In Defense of Amnesty International
June 7, 2005
I'm sick of the attacks on Amnesty International, one of the noblest and most effective organizations in the world.
For the last four decades, it has bravely exposed the most horrific acts of repressive governments across the globe. And it has successfully campaigned to free many political prisoners.
For its work, day in and day out, it deserves our thanks.
And I applaud it now for having the courage to blow the whistle on the Bush Administration.
But the Bush Administration can't stand criticism. And so it is attacking the messenger, as it has in the past with Richard Clarke or Paul O'Neill.
The Administration wheeled out its three biggest guns: Cheney, Rumsfeld, and Bush himself.
Each of them seized on the word "gulag," which Amnesty International had used to describe the U.S. detention facility in Guantanamo Bay.
Cheney said he was "offended" by it. Isn't he offended by the reports of torture there?
Rumsfeld said it was "reprehensible" and "cannot be excused." But what is really reprehensible and inexcusable is Rumsfeld's memo that gave the green light to specific torture techniques. (See "Stripping Rumsfeld and Bush of Impunity.")
Bush said it's "absurd," but the absurdity is Bush's claim that his Administration has not exported detainees for torture.
Now you can quibble with the word "gulag," and William Schulz, head of Amnesty International USA, has acknowledged that the Bush policies are not nearly on the scale of Stalin's.
But it's no great accomplishment to say that Bush's Guantanamo is better than Stalin's Siberia.
Can't we aim a little higher than that?
Amnesty International, along with Human Rights Watch, Human Rights First, the ACLU, and the Center for Constitutional Rights, has been performing a vital service in drawing attention to the illegality of the Bush Administration policies: the indefinite detention of tens of thousands of people without charge; the grotesque torture of some of them at Abu Ghraib, Bagram Air Force Base, Guantanamo, and elsewhere; and the murder—yes, murder—of more than two dozen detainees at the hands of U.S. soldiers, guards, or interrogators.

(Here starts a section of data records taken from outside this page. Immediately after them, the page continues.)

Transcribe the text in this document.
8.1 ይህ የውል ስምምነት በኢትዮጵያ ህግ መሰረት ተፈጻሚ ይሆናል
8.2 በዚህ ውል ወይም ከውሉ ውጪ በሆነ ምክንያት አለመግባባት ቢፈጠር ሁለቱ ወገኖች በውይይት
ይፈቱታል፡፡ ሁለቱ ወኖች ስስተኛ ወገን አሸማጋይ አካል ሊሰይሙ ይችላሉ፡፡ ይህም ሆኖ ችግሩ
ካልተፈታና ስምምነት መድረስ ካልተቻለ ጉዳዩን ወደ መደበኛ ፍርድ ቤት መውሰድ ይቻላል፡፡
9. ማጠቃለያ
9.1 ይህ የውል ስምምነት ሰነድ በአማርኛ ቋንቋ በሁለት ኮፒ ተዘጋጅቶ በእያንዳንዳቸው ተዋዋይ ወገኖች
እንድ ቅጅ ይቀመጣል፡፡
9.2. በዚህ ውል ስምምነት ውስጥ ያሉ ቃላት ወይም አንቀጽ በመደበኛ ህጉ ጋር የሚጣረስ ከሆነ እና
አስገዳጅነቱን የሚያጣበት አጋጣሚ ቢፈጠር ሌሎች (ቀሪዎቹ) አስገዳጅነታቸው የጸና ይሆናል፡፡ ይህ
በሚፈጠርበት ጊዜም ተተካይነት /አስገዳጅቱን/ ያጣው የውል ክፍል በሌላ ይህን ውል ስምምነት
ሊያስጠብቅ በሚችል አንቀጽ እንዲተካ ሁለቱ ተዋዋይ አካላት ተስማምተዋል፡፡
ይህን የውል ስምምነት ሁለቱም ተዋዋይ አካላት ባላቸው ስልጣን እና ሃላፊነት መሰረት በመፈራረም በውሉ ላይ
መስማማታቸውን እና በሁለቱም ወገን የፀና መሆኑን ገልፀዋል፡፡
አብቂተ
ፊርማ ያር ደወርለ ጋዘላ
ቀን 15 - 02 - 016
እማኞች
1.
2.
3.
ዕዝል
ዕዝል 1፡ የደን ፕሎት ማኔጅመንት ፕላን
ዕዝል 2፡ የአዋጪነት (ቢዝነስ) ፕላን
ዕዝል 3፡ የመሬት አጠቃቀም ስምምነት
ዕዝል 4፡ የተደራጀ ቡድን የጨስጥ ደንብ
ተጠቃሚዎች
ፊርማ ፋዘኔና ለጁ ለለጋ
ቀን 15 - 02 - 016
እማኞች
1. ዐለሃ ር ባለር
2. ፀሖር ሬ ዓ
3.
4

And Amnesty International, along with these other groups, is to be commended as well for demanding that the architects of these illegal policies be held accountable.
It's quite obvious the Pentagon can't police itself.
Its latest report says that by some magical drift of wind and some peculiar arc of urine, a U.S. soldier accidentally desecrated a detainee's Koran.
The Pentagon also wants us to believe that another detainee may have defaced his own Koran with a two-word obscenity. "It is possible," the military said, according to The New York Times, "that a guard committed this act; it is equally possible that the detainee wrote in his own Koran."
I doubt it.
This is just another whitewash by the Pentagon, one of many.
And Amnesty International won't stand for these whitewashes.
Neither should we.
And we should join Amnesty International, and other human rights groups, in demanding accountability.
America should not be a land of impunity.